Growing up, my family didn’t have a lot of money and I grew up around blue collar, working class families who were similar to us in terms of how many resources they had. At the same time, I would often go into work with my parents at the American Museum of Natural History—I felt like I was straddling two worlds but didn’t know how to make a way in either one.
To overcome these barriers, I learned how to gather many of these resources on my own. The skillsets associated with gathering your own resources are critical for those who did not come from backgrounds that were rich in resources. That’s what I want to give to others-these toolkits to succeed, so that when they hit these barriers they are ready to face them and overcome them. I want them to realize that nothing should stop you from achieving your dreams.
My pathway to geoscience has been a meandering one. I always had an interest in the natural world, and loved to go into work with my parents at the American Museum of Natural History, where I would draw most of the day. In undergrad I first majored in Studio Art, creating large oil paintings inspired by natural history dioramas at the Museum. I then interned at the Museum as an exhibit preparator, aiding in creating large dioramas for traveling exhibits. Working with scientific curators and artists at the Museum led me to double major in Anthropology and go on to earn my Master's in Ecology, Evolution and Conservation Biology. This is where I began to study extinct and living dinosaur anatomy and evolution. I now am earning my doctorate in Geology at UT Austin, where I continue to research the evolutionary relationships of these animals.
Honing my visual skills for so long has given me an advantage in studying anatomy, especially fossilized skeletons and soft tissue, as paleontology is a field where much of the data and data processesing requires keen visual discernment. My unique background also allows me to come up with creative solutions to scientific problems. Because of this I would encourage creative people, especially artists, to not rule out a career in geoscience.
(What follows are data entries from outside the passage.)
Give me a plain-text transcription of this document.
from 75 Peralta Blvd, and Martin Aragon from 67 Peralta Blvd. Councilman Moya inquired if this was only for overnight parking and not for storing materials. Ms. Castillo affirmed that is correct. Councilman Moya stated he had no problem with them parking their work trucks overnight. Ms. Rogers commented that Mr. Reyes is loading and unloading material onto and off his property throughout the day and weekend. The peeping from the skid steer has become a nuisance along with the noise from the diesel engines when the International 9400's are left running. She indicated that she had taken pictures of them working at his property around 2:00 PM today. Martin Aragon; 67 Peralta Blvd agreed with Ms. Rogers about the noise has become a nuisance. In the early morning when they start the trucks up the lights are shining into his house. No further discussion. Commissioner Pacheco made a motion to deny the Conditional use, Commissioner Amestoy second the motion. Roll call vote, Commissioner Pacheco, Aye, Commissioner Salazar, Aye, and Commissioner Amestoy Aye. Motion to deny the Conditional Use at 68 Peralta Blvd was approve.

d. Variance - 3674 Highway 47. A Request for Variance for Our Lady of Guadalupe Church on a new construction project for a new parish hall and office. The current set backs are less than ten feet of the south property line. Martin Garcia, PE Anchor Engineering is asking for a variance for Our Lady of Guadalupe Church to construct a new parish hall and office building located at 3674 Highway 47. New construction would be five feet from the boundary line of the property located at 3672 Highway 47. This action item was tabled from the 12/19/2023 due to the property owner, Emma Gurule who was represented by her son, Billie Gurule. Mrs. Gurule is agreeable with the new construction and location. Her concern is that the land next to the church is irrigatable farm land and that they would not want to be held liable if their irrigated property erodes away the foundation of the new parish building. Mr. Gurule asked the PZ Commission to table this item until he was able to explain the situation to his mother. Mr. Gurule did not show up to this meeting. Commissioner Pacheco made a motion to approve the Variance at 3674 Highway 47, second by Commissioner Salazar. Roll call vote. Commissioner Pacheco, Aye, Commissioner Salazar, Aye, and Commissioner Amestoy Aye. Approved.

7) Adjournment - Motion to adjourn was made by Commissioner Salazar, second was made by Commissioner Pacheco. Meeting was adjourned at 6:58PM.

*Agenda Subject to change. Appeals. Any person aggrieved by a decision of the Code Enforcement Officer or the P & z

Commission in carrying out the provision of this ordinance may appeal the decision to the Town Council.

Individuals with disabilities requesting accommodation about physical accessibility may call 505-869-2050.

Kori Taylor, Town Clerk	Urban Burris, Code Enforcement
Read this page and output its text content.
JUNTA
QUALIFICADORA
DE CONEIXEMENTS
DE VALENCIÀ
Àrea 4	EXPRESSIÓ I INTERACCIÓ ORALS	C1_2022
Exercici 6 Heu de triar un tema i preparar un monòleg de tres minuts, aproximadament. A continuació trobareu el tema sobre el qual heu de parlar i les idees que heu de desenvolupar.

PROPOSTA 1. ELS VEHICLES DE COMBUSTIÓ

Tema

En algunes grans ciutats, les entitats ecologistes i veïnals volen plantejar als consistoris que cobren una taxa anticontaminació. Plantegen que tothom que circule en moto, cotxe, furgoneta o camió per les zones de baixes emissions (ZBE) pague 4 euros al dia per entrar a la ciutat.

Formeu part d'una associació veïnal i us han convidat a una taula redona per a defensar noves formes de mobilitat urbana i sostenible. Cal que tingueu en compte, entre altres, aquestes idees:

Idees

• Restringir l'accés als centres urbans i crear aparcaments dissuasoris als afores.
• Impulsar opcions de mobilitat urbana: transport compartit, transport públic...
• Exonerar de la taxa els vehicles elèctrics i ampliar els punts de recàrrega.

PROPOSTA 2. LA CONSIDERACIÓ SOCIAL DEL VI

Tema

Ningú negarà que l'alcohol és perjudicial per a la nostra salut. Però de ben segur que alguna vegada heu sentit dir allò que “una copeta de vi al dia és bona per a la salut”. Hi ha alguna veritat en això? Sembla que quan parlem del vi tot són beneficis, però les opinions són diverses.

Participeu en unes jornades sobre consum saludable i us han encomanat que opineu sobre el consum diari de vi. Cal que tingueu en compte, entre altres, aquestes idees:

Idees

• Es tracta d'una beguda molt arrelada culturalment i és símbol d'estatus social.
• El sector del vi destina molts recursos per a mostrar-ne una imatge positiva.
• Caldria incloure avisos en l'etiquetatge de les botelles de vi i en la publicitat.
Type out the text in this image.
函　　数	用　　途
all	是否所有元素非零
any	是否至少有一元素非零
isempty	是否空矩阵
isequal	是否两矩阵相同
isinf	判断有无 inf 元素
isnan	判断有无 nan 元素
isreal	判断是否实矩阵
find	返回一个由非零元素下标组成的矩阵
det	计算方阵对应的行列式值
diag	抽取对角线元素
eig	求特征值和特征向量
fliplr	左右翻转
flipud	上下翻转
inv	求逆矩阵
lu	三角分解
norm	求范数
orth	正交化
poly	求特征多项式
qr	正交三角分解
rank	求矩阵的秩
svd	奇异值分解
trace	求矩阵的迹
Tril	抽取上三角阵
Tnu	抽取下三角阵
The surprising thing is...
I believe that the best scientists work without compartmentalization of their life experiences, values, and skillsets. You are the sum of these and your unique combination of these things will provide valuable contriutions to science. Even the most "impossible" problems in science can be elucidated-they probably just haven't been approached in the right way. You do not need to choose one box to fit into as a person, artist or scientist.
If the resources, skillsets, and funding that you need is not available to you, learn how to gather these things on your own. For me, this meant reaching out to others via email or phone, applying for grants, and applying for internships and other experiences. The most straightforward path is not possible for everyone, and I actually think that the meandering path you creatively build on your own will provide much greater rewards.